Aristotle suggests three practical rules of conduct: first, avoid the extreme that is farther from the mean; second, notice what errors we are particularly susceptible to and avoid them diligently; and third, be wary of pleasure, as it often impedes our judgment.


“Virtue” is the most common translation of the Greek word arete, though it is occasionally translated as “excellence.” Virtue is usually an adequate translation in the Ethics because it deals specifically with human excellence, but arete could be used to describe any kind of excellence, such as the sharpness of a knife or the fitness of an athlete. Just as a knife’s excellence rests in its sharpness, a person’s excellence rests in living according to the various moral and intellectual virtues.

Aristotle describes virtue as a disposition, distinguishing it not only from feelings and faculties, but also (less explicitly) from activities. Aristotle calls happiness an activity, or energeia, in Book I, meaning that happiness is not an emotional state but a way of life. Happiness is exhibited not in how we are but in how we act. Virtue, by contrast, is a disposition, or hexis, meaning that it is a state of being and not an activity. More precisely, virtue is the disposition to act in such a way as to lead a happy life.

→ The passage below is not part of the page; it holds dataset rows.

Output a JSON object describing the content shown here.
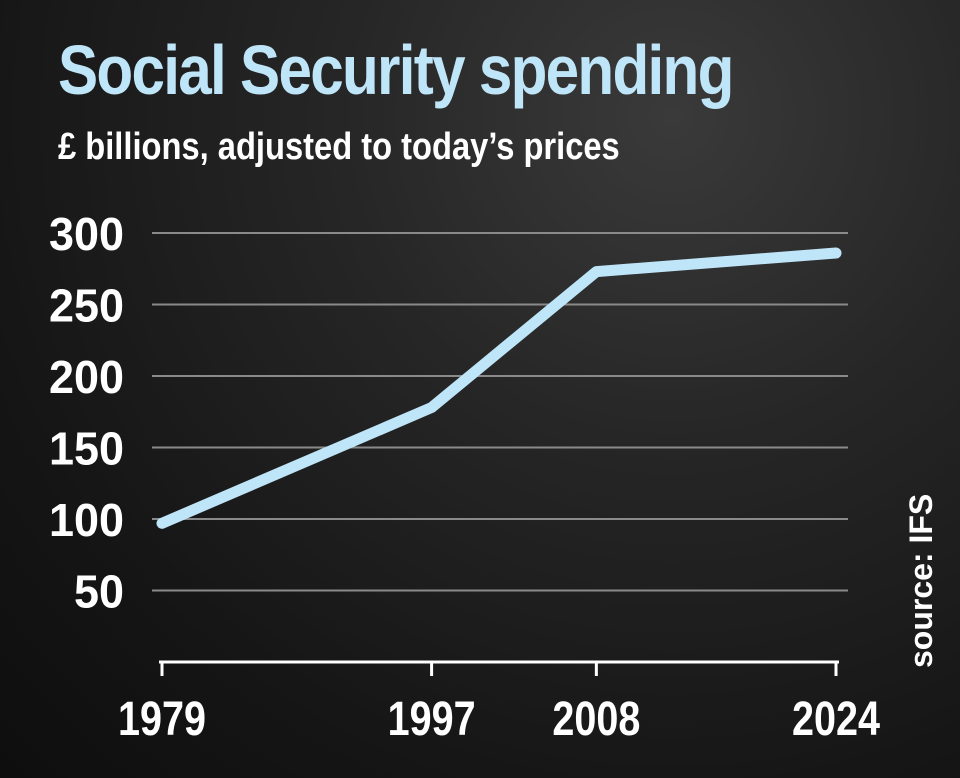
{
  "chart_data": {
    "type": "line",
    "title": "Social Security spending",
    "subtitle": "£ billions, adjusted to today’s prices",
    "xlabel": "",
    "ylabel": "",
    "x": [
      1979,
      1997,
      2008,
      2024
    ],
    "x_tick_labels": [
      "1979",
      "1997",
      "2008",
      "2024"
    ],
    "y_ticks": [
      50,
      100,
      150,
      200,
      250,
      300
    ],
    "y_tick_labels": [
      "50",
      "100",
      "150",
      "200",
      "250",
      "300"
    ],
    "ylim": [
      0,
      300
    ],
    "series": [
      {
        "values": [
          97,
          178,
          273,
          286
        ],
        "color": "#bfe5f8"
      }
    ],
    "grid": true,
    "legend": "none",
    "source": "source: IFS"
  },
  "colors": {
    "background": "#1c1c1c",
    "accent": "#bfe5f8",
    "text": "#ffffff",
    "grid": "#8a8a8a"
  }
}
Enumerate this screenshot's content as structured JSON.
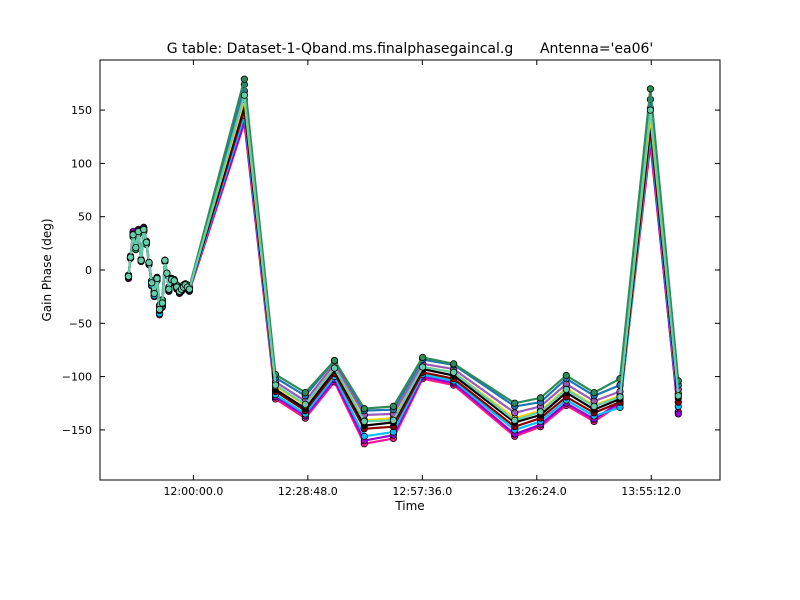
{
  "chart_data": {
    "type": "line",
    "title": "G table: Dataset-1-Qband.ms.finalphasegaincal.g      Antenna='ea06'",
    "xlabel": "Time",
    "ylabel": "Gain Phase (deg)",
    "x_unit": "seconds of day",
    "xlim": [
      41790,
      51150
    ],
    "ylim": [
      -197,
      197
    ],
    "x_ticks": [
      {
        "value": 43200,
        "label": "12:00:00.0"
      },
      {
        "value": 44928,
        "label": "12:28:48.0"
      },
      {
        "value": 46656,
        "label": "12:57:36.0"
      },
      {
        "value": 48384,
        "label": "13:26:24.0"
      },
      {
        "value": 50112,
        "label": "13:55:12.0"
      }
    ],
    "y_ticks": [
      {
        "value": 150,
        "label": "150"
      },
      {
        "value": 100,
        "label": "100"
      },
      {
        "value": 50,
        "label": "50"
      },
      {
        "value": 0,
        "label": "0"
      },
      {
        "value": -50,
        "label": "−50"
      },
      {
        "value": -100,
        "label": "−100"
      },
      {
        "value": -150,
        "label": "−150"
      }
    ],
    "grid": false,
    "legend": "none",
    "x": [
      42220,
      42250,
      42290,
      42330,
      42370,
      42410,
      42450,
      42490,
      42530,
      42570,
      42610,
      42650,
      42690,
      42730,
      42770,
      42800,
      42830,
      42870,
      42910,
      42950,
      42990,
      43020,
      43050,
      43080,
      43110,
      43140,
      43970,
      44440,
      44890,
      45330,
      45780,
      46220,
      46660,
      47130,
      48050,
      48440,
      48830,
      49250,
      49640,
      50100,
      50520
    ],
    "series": [
      {
        "color": "#ff1493",
        "values": [
          -8,
          12,
          35,
          20,
          38,
          8,
          40,
          25,
          5,
          -15,
          -25,
          -10,
          -42,
          -35,
          8,
          -5,
          -20,
          -10,
          -12,
          -18,
          -22,
          -20,
          -18,
          -16,
          -18,
          -20,
          138,
          -121,
          -139,
          -105,
          -163,
          -158,
          -102,
          -108,
          -156,
          -147,
          -127,
          -142,
          -126,
          118,
          -133
        ]
      },
      {
        "color": "#9400d3",
        "values": [
          -7,
          13,
          36,
          22,
          38,
          10,
          40,
          27,
          6,
          -13,
          -24,
          -9,
          -40,
          -33,
          9,
          -4,
          -19,
          -9,
          -11,
          -17,
          -21,
          -19,
          -17,
          -15,
          -17,
          -19,
          140,
          -119,
          -137,
          -103,
          -160,
          -155,
          -100,
          -106,
          -154,
          -145,
          -125,
          -140,
          -124,
          121,
          -135
        ]
      },
      {
        "color": "#00bfff",
        "values": [
          -6,
          12,
          34,
          21,
          37,
          9,
          39,
          26,
          6,
          -14,
          -24,
          -10,
          -41,
          -34,
          9,
          -4,
          -19,
          -10,
          -11,
          -17,
          -21,
          -19,
          -17,
          -16,
          -17,
          -19,
          145,
          -117,
          -135,
          -100,
          -156,
          -152,
          -98,
          -104,
          -150,
          -142,
          -122,
          -137,
          -129,
          126,
          -128
        ]
      },
      {
        "color": "#8b0000",
        "values": [
          -6,
          12,
          34,
          21,
          36,
          9,
          38,
          26,
          7,
          -12,
          -22,
          -8,
          -38,
          -32,
          9,
          -3,
          -18,
          -9,
          -11,
          -16,
          -20,
          -18,
          -16,
          -15,
          -16,
          -18,
          150,
          -114,
          -132,
          -97,
          -149,
          -147,
          -96,
          -102,
          -147,
          -139,
          -119,
          -134,
          -124,
          132,
          -124
        ]
      },
      {
        "color": "#000000",
        "values": [
          -5,
          11,
          33,
          21,
          36,
          9,
          38,
          26,
          7,
          -12,
          -22,
          -8,
          -37,
          -31,
          9,
          -3,
          -18,
          -9,
          -10,
          -16,
          -20,
          -18,
          -16,
          -14,
          -16,
          -18,
          155,
          -112,
          -130,
          -94,
          -146,
          -143,
          -93,
          -99,
          -143,
          -136,
          -115,
          -131,
          -121,
          138,
          -120
        ]
      },
      {
        "color": "#ffd700",
        "values": [
          -5,
          11,
          33,
          20,
          35,
          9,
          37,
          25,
          7,
          -11,
          -21,
          -7,
          -36,
          -30,
          9,
          -3,
          -17,
          -8,
          -10,
          -15,
          -19,
          -17,
          -15,
          -14,
          -15,
          -17,
          160,
          -109,
          -127,
          -91,
          -141,
          -139,
          -91,
          -96,
          -139,
          -132,
          -111,
          -127,
          -118,
          144,
          -116
        ]
      },
      {
        "color": "#9b59b6",
        "values": [
          -5,
          11,
          32,
          20,
          35,
          9,
          37,
          25,
          7,
          -11,
          -21,
          -7,
          -35,
          -29,
          9,
          -3,
          -17,
          -8,
          -10,
          -15,
          -19,
          -17,
          -15,
          -14,
          -15,
          -17,
          168,
          -105,
          -123,
          -88,
          -136,
          -135,
          -88,
          -93,
          -134,
          -128,
          -107,
          -123,
          -114,
          152,
          -112
        ]
      },
      {
        "color": "#1f77b4",
        "values": [
          -5,
          11,
          32,
          20,
          34,
          9,
          36,
          25,
          7,
          -11,
          -20,
          -7,
          -34,
          -28,
          9,
          -3,
          -16,
          -8,
          -9,
          -15,
          -19,
          -17,
          -15,
          -13,
          -15,
          -17,
          174,
          -101,
          -118,
          -85,
          -132,
          -131,
          -84,
          -89,
          -128,
          -124,
          -102,
          -118,
          -108,
          160,
          -108
        ]
      },
      {
        "color": "#2e8b57",
        "values": [
          -5,
          11,
          31,
          19,
          34,
          8,
          36,
          24,
          7,
          -10,
          -20,
          -7,
          -33,
          -28,
          8,
          -3,
          -16,
          -8,
          -9,
          -14,
          -18,
          -16,
          -14,
          -13,
          -14,
          -16,
          179,
          -98,
          -115,
          -85,
          -130,
          -128,
          -82,
          -88,
          -125,
          -120,
          -99,
          -115,
          -102,
          170,
          -104
        ]
      },
      {
        "color": "#66cdaa",
        "values": [
          -6,
          12,
          33,
          21,
          36,
          9,
          38,
          26,
          7,
          -12,
          -22,
          -8,
          -37,
          -31,
          9,
          -3,
          -18,
          -9,
          -10,
          -16,
          -20,
          -18,
          -16,
          -14,
          -16,
          -18,
          164,
          -108,
          -126,
          -92,
          -142,
          -141,
          -91,
          -96,
          -141,
          -133,
          -112,
          -128,
          -119,
          150,
          -118
        ]
      }
    ]
  }
}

Without virtue, we cannot be happy, though possessing virtue does not in itself guarantee happiness. In Book I, Chapter 8, Aristotle points out that those who win honors at the Olympic Games are not necessarily the strongest people present but rather the strongest people who actually compete. Perhaps one of the spectators is strong-er than all of the competitors, but this spectator has no right to win honors. Similarly, a person might have a virtuous disposition but will not lead a happy life unless he or she acts according to this disposition.

It may seem odd to us that Aristotle at no point argues for what dispositions should be considered virtuous and which vicious. The need for justification seems even more pressing in the modern world, where our views on virtue and vice may not entirely agree with Aristotle’s.

However, it is not Aristotle’s intention to convince us of what is virtuous, and he differs from most modern moral philosophers in placing very little emphasis on rational argument in moral development. Instead, as he argues at the beginning of Book II, learning virtue is a matter of habit and proper training. We do not become courageous by learning why courage is preferable to cowardice or rashness, but rather by being trained to be courageous. Only when we have learned to be instinctively courageous can we rightly arrive at any reasoned approval of courage. Recalling that arete may refer to any form of excellence, we might draw an analogy between learning courage and learning rock-climbing. We learn to become good rock-climbers through constant practice, not through reasoned arguments, and only when we have become good rock-climbers and appreciate firsthand the joys of rock-climbing can we properly understand why rock-climbing is a worthwhile activity.